Kenaikan harga properti dan sewa rumah menjadi faktor dominan, terutama di daerah perkotaan dan pusat industri. Di sektor kesehatan dan pendidikan, penyesuaian biaya layanan terjadi seiring peningkatan kualitas fasilitas dan kebutuhan masyarakat.

Transportasi juga berkontribusi besar terhadap pengeluaran rumah tangga. Harga bahan bakar, tarif angkutan, serta biaya perawatan kendaraan terus memengaruhi struktur biaya hidup.
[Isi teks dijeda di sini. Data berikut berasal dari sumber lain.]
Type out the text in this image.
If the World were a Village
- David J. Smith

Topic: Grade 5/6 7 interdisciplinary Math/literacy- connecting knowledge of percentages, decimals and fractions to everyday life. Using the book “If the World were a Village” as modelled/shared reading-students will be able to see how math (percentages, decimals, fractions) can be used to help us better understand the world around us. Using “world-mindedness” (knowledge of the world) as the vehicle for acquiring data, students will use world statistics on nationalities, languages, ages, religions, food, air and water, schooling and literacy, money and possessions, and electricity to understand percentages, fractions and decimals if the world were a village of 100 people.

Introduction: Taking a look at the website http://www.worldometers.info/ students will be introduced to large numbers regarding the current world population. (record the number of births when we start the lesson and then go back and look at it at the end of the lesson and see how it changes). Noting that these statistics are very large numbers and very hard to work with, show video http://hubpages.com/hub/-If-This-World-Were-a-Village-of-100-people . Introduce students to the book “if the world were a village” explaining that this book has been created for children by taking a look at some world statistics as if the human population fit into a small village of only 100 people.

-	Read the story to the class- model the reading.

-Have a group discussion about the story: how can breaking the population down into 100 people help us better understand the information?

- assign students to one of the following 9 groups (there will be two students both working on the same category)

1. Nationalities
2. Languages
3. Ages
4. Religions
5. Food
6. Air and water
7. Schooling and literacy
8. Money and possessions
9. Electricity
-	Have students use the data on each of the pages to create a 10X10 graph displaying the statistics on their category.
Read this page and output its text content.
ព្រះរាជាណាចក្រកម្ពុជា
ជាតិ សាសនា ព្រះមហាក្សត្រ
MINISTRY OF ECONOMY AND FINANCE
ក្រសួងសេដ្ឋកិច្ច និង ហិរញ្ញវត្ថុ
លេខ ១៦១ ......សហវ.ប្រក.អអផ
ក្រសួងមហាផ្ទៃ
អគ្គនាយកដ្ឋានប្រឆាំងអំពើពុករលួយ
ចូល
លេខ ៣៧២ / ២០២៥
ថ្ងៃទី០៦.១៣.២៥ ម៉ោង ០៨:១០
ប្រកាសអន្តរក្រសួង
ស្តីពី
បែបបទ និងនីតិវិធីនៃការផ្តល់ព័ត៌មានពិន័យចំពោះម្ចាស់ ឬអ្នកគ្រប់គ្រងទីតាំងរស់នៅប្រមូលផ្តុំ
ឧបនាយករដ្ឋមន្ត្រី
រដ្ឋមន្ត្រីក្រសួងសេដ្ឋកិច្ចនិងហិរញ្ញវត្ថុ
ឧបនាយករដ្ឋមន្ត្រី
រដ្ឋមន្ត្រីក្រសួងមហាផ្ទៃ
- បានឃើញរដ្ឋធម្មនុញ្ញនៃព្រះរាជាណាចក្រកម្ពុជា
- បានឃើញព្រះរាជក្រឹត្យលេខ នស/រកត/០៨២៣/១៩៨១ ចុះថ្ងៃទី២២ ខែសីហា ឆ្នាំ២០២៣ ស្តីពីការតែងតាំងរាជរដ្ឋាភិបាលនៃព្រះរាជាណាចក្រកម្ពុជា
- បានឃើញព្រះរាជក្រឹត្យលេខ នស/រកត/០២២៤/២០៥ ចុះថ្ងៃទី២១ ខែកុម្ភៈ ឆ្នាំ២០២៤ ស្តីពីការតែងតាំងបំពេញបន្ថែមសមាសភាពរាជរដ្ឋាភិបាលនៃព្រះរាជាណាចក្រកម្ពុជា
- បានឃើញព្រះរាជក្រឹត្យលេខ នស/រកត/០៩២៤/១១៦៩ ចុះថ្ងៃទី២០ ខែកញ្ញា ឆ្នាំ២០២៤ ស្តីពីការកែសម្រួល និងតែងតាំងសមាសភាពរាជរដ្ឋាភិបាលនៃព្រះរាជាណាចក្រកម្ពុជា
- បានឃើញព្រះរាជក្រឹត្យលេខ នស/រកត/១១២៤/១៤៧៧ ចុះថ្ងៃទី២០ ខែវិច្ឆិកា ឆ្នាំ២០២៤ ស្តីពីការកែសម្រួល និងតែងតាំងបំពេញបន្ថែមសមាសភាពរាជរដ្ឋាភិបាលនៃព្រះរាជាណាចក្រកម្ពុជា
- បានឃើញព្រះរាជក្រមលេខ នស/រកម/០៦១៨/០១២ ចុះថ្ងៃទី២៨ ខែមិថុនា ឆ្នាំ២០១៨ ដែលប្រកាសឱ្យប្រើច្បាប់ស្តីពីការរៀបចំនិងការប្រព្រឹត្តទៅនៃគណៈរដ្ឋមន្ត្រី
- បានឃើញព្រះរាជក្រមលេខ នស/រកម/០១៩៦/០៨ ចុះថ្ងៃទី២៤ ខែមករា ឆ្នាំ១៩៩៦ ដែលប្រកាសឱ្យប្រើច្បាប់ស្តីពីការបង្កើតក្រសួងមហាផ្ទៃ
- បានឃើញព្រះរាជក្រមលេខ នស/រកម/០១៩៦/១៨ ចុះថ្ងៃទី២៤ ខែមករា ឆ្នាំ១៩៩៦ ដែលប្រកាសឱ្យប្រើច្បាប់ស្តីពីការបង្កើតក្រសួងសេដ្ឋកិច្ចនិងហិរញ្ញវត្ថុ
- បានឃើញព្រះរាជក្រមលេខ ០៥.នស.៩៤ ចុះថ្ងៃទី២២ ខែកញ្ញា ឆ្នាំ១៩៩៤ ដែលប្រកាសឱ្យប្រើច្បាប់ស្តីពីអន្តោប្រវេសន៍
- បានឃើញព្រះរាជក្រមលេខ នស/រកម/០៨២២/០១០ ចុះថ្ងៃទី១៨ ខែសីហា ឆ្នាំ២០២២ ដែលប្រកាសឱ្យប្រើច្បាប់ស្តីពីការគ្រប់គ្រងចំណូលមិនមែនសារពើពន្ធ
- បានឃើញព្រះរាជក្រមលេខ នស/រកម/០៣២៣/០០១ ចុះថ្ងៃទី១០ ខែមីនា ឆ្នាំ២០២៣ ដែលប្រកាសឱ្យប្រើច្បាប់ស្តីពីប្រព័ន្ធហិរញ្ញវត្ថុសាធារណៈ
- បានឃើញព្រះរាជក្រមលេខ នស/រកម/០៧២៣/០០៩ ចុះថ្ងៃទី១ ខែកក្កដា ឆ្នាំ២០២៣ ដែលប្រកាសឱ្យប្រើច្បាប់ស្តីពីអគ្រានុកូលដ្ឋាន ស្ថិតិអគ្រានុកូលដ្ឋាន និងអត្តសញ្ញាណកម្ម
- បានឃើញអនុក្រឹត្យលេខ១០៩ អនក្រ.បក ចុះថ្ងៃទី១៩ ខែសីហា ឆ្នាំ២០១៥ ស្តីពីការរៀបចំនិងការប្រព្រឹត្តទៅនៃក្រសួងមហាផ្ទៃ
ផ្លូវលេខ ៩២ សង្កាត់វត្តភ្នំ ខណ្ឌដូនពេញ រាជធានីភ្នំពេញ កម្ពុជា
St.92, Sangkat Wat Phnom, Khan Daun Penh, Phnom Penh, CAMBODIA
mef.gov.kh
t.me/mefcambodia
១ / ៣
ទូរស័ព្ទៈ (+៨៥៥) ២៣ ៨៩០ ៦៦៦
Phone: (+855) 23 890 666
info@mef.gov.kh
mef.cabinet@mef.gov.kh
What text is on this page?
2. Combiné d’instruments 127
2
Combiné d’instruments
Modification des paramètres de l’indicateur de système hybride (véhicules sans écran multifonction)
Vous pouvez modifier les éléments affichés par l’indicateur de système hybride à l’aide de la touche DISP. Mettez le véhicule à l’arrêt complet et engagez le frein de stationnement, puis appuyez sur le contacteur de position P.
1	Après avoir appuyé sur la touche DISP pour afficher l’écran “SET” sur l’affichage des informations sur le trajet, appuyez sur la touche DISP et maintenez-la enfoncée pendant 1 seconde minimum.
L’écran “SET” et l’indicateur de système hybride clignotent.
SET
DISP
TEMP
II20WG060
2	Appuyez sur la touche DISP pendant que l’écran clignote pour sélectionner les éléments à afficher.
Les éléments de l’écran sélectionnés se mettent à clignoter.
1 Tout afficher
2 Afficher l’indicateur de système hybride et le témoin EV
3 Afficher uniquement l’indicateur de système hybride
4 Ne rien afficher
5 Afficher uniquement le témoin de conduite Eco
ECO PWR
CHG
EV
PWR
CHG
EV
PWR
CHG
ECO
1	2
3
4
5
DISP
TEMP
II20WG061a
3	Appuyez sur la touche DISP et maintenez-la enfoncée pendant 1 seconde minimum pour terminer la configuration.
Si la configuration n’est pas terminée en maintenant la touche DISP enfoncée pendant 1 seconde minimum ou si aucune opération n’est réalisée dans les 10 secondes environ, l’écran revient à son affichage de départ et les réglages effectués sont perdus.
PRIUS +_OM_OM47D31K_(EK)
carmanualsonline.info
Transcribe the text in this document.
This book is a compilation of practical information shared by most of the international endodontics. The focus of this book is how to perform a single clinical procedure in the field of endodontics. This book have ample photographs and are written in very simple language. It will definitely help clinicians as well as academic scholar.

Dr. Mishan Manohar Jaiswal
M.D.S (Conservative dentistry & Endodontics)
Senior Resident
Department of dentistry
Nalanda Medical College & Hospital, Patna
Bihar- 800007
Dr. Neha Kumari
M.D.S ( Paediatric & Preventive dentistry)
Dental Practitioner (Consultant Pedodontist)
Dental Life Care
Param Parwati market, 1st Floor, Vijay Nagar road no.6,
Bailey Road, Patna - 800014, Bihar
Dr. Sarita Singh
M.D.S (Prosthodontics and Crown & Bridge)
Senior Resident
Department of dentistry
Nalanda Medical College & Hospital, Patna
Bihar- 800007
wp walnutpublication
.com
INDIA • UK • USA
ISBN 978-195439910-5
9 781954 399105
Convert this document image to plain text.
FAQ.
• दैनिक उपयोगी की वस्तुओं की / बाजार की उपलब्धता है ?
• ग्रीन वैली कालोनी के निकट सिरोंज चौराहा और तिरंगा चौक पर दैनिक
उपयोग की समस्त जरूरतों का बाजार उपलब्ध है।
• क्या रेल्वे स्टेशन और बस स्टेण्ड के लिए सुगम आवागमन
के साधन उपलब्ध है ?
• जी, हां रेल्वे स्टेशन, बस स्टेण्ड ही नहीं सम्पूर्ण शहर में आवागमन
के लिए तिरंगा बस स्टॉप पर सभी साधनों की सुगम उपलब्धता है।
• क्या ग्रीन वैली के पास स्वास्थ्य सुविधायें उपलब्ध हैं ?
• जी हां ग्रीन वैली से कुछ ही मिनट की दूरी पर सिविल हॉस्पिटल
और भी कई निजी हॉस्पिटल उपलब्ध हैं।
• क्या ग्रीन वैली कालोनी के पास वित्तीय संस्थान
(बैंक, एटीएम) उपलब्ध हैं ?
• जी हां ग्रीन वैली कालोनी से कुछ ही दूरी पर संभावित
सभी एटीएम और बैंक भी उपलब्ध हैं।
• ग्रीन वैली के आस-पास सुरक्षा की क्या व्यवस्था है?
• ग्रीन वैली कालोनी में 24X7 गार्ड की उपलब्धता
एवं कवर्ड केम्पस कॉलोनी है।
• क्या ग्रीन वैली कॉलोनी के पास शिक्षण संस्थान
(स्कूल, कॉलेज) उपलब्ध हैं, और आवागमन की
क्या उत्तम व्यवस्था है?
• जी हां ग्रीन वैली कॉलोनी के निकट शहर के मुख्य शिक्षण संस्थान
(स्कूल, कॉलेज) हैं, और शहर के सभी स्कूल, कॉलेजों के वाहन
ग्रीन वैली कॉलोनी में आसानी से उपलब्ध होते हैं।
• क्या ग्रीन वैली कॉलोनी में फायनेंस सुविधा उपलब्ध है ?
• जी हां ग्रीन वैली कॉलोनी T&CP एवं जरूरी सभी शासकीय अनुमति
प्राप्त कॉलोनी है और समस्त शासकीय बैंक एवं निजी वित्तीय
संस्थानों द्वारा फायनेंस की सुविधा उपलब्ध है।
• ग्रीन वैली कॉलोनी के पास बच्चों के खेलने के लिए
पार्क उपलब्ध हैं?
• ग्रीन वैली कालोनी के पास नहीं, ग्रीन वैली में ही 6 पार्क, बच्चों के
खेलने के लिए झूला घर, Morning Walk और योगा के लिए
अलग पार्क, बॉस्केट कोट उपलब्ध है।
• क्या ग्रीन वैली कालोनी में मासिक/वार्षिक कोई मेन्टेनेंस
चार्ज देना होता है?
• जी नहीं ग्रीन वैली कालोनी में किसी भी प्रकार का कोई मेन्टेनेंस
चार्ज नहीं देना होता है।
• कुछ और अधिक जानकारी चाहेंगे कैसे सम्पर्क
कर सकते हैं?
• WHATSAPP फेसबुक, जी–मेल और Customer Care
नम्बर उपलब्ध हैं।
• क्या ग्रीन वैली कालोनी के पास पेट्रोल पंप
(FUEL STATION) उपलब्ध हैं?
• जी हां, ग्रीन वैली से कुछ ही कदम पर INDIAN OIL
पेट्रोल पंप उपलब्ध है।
Di sisi lain, fluktuasi harga bahan pangan dan perubahan preferensi konsumsi ikut mendorong peningkatan pengeluaran.

Kondisi tersebut membuat pemerintah daerah perlu memiliki acuan yang lebih akurat dalam menetapkan kebijakan pengupahan, agar upah minimum tidak tertinggal dari realitas biaya hidup.

Daftar 38 Provinsi dengan KHL Tertinggi hingga Terendah

  • DKI Jakarta: Rp5.898.511
  • Kalimantan Timur: Rp5.735.353
  • Kepulauan Riau: Rp5.717.082
  • Papua: Rp5.314.281
  • Papua Selatan: Rp5.314.281
  • Papua Tengah: Rp5.314.281
  • Papua Pegunungan: Rp5.314.281
  • Bali: Rp5.253.107
  • Papua Barat: Rp5.246.172
  • Papua Barat Daya: Rp5.246.172
  • Kalimantan Utara: Rp4.968.935
  • Kepulauan Bangka Belitung: Rp4.714.805
  • DI Yogyakarta: Rp4.604.982
  • Maluku Utara: Rp4.431.339
  • Banten: Rp4.295.985
  • Kalimantan Tengah: Rp4.279.888
  • Maluku: Rp4.168.498
  • Riau: Rp4.158.948
  • Jawa Barat: Rp4.122.871
  • Kalimantan Selatan: Rp4.112.552
  • Kalimantan Barat: Rp4.083.420
  • Sumatera Barat: Rp4.076.173
  • Jambi: Rp3.931.596
  • Sulawesi Utara: Rp3.864.224
  • Bengkulu: Rp3.714.932
  • Sulawesi Selatan: Rp3.670.085
  • Aceh: Rp3.654.466
  • Sulawesi Tenggara: Rp3.645.086
  • Sumatera Utara: Rp3.599.803
  • Jawa Timur: Rp3.575.938
  • Sulawesi Tengah: Rp3.546.013
  • Jawa Tengah: Rp3.512.997
  • Nusa Tenggara Barat: Rp3.410.833
  • Gorontalo: Rp3.398.395
  • Lampung: Rp3.343.494
  • Sumatera Selatan: Rp3.299.907
  • Sulawesi Barat: Rp3.091.442
  • Nusa Tenggara Timur: Rp3.054.508.